AU adds minor for auto industry

Published: Jun 24, 2008 1:00:00 AM
Media Contact: Dawn Kent, dkent@bhamnews.com,

Source: Birmingham News

Auburn University has launched a program to train engineers for Alabama's automotive industry, the latest effort by state educators to prepare students for critical, high-value jobs in vehicle assembly plants.

The school is implementing an automotive manufacturing engineering minor, a course of study that teaches skills needed for upper- and mid-level management posts in factories such as those that Mercedes-Benz, Honda and Hyundai have built in the state.

Auburn's effort comes as Alabama is trying to add a fourth automaker - Volkswagen - to that lineup. But while the initiative could give the state an edge in recruiting new companies, it's squarely aimed at supporting existing ones.

As Alabama's automotive industry matures, it's incumbent upon the state to provide not only the people who can build the cars, but also those who can design and implement the processes that make assembly plants hum, said Steve Sewell, executive vice president of the Economic Development Partnership of Alabama.

"We've demonstrated that we can provide the production work force that companies need to be successful, and we've demonstrated that we've got all of the other advantages to support an automotive-related company," he said. "Now companies are going to be looking for the mid-level managers, skilled positions and experienced personnel who can help them be competitive."

At Auburn, the new minor is part of a broader automotive industry focus, which could eventually include more engineering training on the graduate level, as well as additional research programs.

For John Evans, associate professor of industrial and systems engineering at Auburn, the move is simply an extension of the university's land-grant mission.

Auburn is known for its extensive network of agricultural stations amid farmland throughout the state, but these days, automotive plants are springing up on such sites instead of crops, he said.

"We're sitting in the middle of the largest automotive expansion in years," Evans said, noting Hyundai's Montgomery assembly plant and a similar facility for Kia in west Georgia, both a short drive from Auburn's
campus.

Auburn already is involved in supporting the automotive industry. Its Center for Advanced Vehicle Electronics, or CAVE, provides research for a number of automotive companies, among others.

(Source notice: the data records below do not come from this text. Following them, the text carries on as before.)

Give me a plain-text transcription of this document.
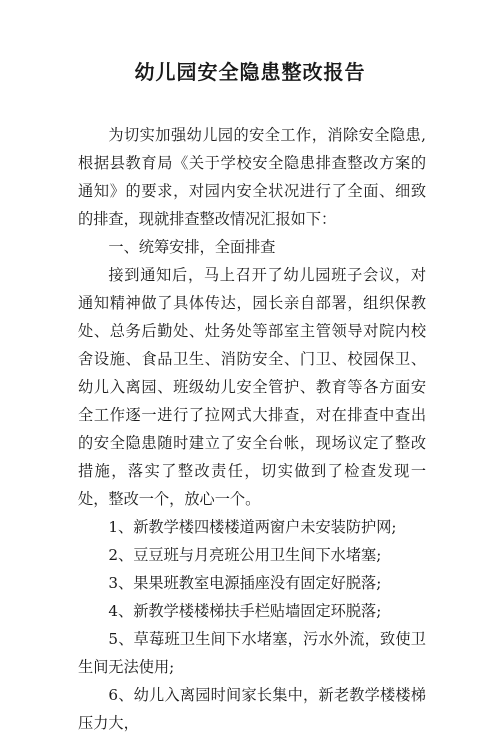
幼儿园安全隐患整改报告

为切实加强幼儿园的安全工作，消除安全隐患,根据县教育局《关于学校安全隐患排查整改方案的通知》的要求，对园内安全状况进行了全面、细致的排查，现就排查整改情况汇报如下：

一、统筹安排，全面排查

接到通知后，马上召开了幼儿园班子会议，对通知精神做了具体传达，园长亲自部署，组织保教处、总务后勤处、灶务处等部室主管领导对院内校舍设施、食品卫生、消防安全、门卫、校园保卫、幼儿入离园、班级幼儿安全管护、教育等各方面安全工作逐一进行了拉网式大排查，对在排查中查出的安全隐患随时建立了安全台帐，现场议定了整改措施，落实了整改责任，切实做到了检查发现一处，整改一个，放心一个。

1、新教学楼四楼楼道两窗户未安装防护网;

2、豆豆班与月亮班公用卫生间下水堵塞;

3、果果班教室电源插座没有固定好脱落;

4、新教学楼楼梯扶手栏贴墙固定环脱落;

5、草莓班卫生间下水堵塞，污水外流，致使卫生间无法使用;

6、幼儿入离园时间家长集中，新老教学楼楼梯压力大，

Industrial engineering students, both graduate and undergraduate, also work at assembly and supplier plants, helping coordinate lean manufacturing, quality control, safety and ergonomics programs that help the facilities run efficiently.

But, Evans said, there's a need to supply even more engineering capabilities to these companies.

The new 15-hour minor, approved last year, is geared toward students who are majoring in either mechanical or industrial engineering. It includes courses in vehicle technology, as well as factory floor control, lean manufacturing and other processes that improve efficiency.

The training should make Auburn students more marketable to automotive plants and spark a circle of prosperity that could make its way back to the university.

"We'll put more Auburn students in factories and hopefully make the plants more efficient, which will grow the state economy," Evans said.

According to the Bureau of Labor Statistics, engineers employed in the motor vehicle manufacturing industry earn in the range of $70,000 annually, while those on the management level take home yearly pay that tops six figures.

Across the state, schools are supporting the automotive industry, from a specialized curriculum that trains technicians at two-year colleges to additional training and research programs at universities.

For example, at the University of Alabama at Birmingham, a program trains primarily graduate students in the use of lightweight materials and related processes that reduce vehicle weight, helping improve performance parameters such as fuel economy.

The state now has a host of automotive training programs, but continued development of the talent base is crucial, said Ron Davis, president of the Alabama Automotive Manufacturers Association and plant manager at ZF Lemforder's Tuscaloosa facility, which supplies axle assemblies to Mercedes.

"What's good today will not be good tomorrow," he said. "We need to keep getting better and stronger."